Millions of Africans are exhausted after staying up all night watching expectantly to see whether a man of African descent will elected to the America's highest office. VOA's Peter Heinlein attended an all-night party of journalists and political enthusiasts in Addis Ababa where everybody was talking about being American for a day to share in this historic election.
It's a long night here in front of the television at this upscale Ethiopian home. Half a dozen anxious viewers drift in and out, trying to control the nervous energy. It's well after midnight, but the TV screen shows long lines of voters standing in the rain waiting for their turn in the voting booth. TV commentators kill time until the first polls close.

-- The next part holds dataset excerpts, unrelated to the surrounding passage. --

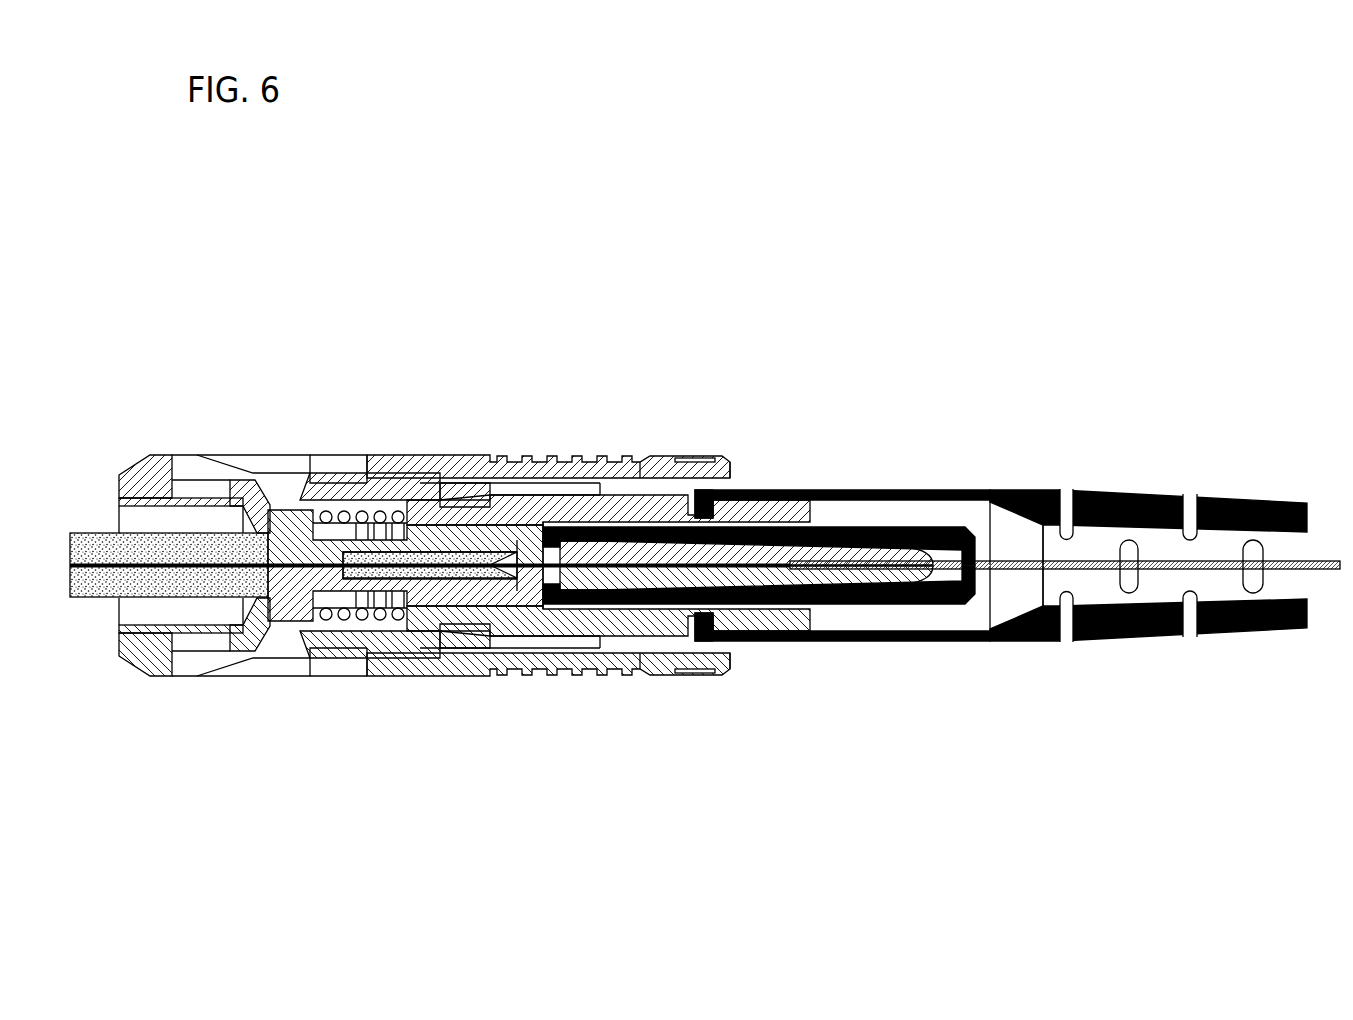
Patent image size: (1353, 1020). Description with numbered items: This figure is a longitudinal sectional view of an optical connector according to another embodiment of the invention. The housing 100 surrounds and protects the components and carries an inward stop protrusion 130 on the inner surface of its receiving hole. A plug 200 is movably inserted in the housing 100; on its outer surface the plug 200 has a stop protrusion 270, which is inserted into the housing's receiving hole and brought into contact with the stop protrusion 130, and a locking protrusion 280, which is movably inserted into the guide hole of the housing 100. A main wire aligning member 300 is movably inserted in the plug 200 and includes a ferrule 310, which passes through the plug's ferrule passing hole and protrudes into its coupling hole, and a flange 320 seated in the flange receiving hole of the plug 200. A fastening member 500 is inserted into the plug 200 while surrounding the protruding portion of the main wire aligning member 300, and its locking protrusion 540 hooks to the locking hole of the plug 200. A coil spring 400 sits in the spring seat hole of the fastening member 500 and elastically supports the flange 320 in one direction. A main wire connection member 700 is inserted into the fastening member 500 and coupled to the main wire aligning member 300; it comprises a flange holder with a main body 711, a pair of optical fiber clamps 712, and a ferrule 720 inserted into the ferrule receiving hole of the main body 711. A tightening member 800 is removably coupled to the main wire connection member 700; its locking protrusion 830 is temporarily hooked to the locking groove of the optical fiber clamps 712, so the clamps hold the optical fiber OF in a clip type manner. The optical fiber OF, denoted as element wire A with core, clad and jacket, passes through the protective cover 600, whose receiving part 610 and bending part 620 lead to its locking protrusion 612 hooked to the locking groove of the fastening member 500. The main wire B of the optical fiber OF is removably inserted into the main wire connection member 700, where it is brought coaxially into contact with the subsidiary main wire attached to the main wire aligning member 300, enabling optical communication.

The main wire B is at (110, 555).
The stop protrusion 130 is at (172, 480).
The ferrule 310 is at (183, 580).
The stop protrusion 270 is at (290, 650).
The main wire aligning member 300 is at (293, 500).
The locking protrusion 280 is at (352, 475).
The locking protrusion 540 is at (455, 485).
The housing 100 is at (572, 455).
The plug 200 is at (300, 625).
The flange 320 is at (362, 620).
The spring 400 is at (392, 600).
The ferrule 720 is at (460, 620).
The main body 711 is at (540, 625).
The locking protrusion 830 is at (578, 605).
The tightening member 800 is at (883, 607).
The main wire connection member 700 is at (548, 523).
The optical fiber clamps 712 is at (865, 530).
The fastening member 500 is at (668, 635).
The locking protrusion 612 is at (735, 630).
The receiving part 610 is at (938, 500).
The protective cover 600 is at (1047, 487).
The bending part 620 is at (1127, 640).
The element wire A is at (1000, 643).
The optical fiber OF is at (1165, 557).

"There is a good deal of confidence in the Obama campaign that he's going to win this evening," they said. "So far, there's also the unknown. As one strategist put it, 'I'm a nervous wreck."
That comment sends a thrill through this audience. This is Africa and there are no McCain supporters in the room.

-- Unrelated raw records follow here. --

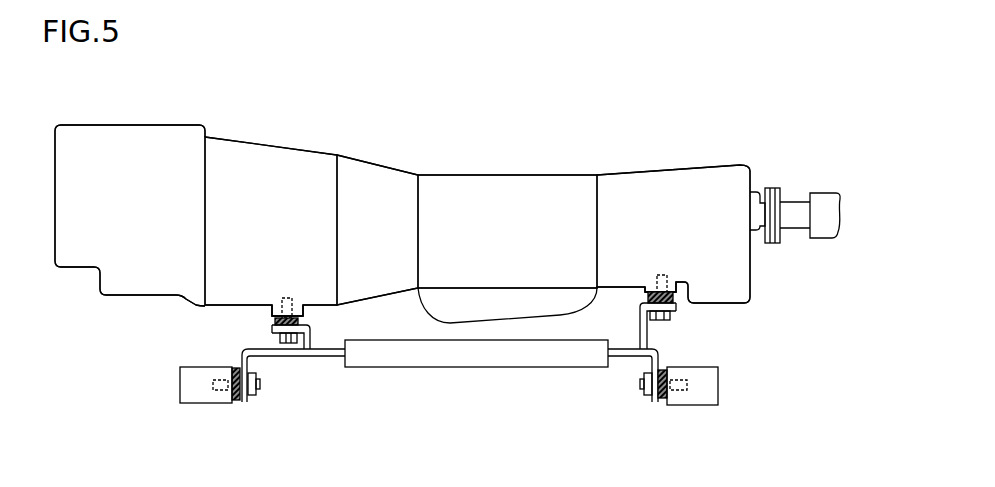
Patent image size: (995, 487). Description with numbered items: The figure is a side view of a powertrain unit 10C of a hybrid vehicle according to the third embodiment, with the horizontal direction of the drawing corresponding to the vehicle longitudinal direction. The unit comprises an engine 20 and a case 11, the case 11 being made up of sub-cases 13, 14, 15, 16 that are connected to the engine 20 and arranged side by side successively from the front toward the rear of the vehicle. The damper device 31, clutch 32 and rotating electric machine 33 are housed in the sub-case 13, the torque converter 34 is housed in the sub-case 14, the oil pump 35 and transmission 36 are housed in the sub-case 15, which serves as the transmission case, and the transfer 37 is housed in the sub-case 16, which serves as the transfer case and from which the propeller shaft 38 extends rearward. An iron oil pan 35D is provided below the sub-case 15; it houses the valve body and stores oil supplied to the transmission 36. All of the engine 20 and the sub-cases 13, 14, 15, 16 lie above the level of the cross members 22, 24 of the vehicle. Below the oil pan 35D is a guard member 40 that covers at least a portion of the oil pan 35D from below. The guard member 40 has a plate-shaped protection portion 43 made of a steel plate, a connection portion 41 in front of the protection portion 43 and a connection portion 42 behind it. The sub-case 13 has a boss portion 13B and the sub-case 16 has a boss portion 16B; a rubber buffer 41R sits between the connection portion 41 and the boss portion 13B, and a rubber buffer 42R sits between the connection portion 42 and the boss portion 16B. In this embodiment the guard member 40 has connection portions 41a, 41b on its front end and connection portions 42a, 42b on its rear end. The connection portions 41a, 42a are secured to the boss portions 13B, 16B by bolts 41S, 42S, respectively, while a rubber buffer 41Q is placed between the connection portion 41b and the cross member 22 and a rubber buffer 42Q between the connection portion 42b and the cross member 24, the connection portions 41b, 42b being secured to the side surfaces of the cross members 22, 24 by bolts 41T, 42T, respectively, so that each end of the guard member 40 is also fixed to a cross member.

The powertrain unit 10C is at (722, 123).
The case 11 is at (260, 83).
The sub-case 13 is at (271, 199).
The boss portion 13B is at (272, 312).
The sub-case 14 is at (377, 193).
The sub-case 15 is at (507, 185).
The sub-case 16 is at (673, 192).
The boss portion 16B is at (672, 289).
The engine 20 is at (140, 211).
The cross member 22 is at (203, 404).
The cross member 24 is at (693, 406).
The damper device 31 is at (271, 226).
The clutch 32 is at (271, 226).
The rotating electric machine 33 is at (315, 252).
The torque converter 34 is at (392, 254).
The oil pump 35 is at (507, 231).
The transmission 36 is at (538, 254).
The oil pan 35D is at (500, 305).
The transfer 37 is at (688, 254).
The propeller shaft 38 is at (826, 215).
The guard member 40 is at (450, 382).
The connection portion 41 is at (241, 378).
The buffer 41R is at (298, 321).
The bolt 41S is at (280, 338).
The bolt 41T is at (249, 374).
The buffer 41Q is at (233, 392).
The connection portion 41a is at (308, 340).
The connection portion 41b is at (283, 358).
The connection portion 42 is at (689, 368).
The buffer 42R is at (648, 294).
The bolt 42S is at (670, 314).
The bolt 42T is at (644, 375).
The buffer 42Q is at (667, 393).
The connection portion 42a is at (640, 336).
The connection portion 42b is at (655, 398).
The protection portion 43 is at (477, 352).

Deresse Kassa, a professor at Addis Ababa University, says he has never stayed up late for any elections results. But this is a moment he says he doesn't want to miss.
"America has history whereby the African-American community has to struggle to be considered citizens themselves and be a franchise in order to cast their votes," said Kassa. "Coming from this segregation and inequality, to be able to see Democratic candidates running for the presidency, the highest office, by itself is big achievement."
The televisions are on as the first results come in during the wee hours of the morning. The news is encouraging for viewers here.
Journalist Lulit Amdamariam says she is energized by the possibility of witnessing, what she calls, a great moment. "We're going to be here all night," she said. "Thirty-two hours, if we have to."
Lulit is not an American, but she lived in the States for several years and attended Howard University in Washington.
"I attended a black college, so I understand what this means to the black community in the United States," said Lulit. "This is a candidate the entire world can relate to."
Lulit's colleague Tamrat Negera, editor of at the Amharic-language newspaper Addis Neger, has not been to the United States, but he says he can understand what this election must mean to African-Americans.
"Africa shared the pain of being black, or the pain of status, or colonization, which you understand there was a limitation for a black in this world," he said. "But Obama is breaking that through."
Journalist Lulit Amdamariam calls it an American moment.
"I think this is the only time the entire world wishes they were American," she said. "So they could vote. Seriously, I think the entire world would go out and vote if they had the opportunity tonight."
This is a moment to remember. Although some Africans may have a hangover on Wednesday, the prospect of the first black U.S. president has enthralled a continent.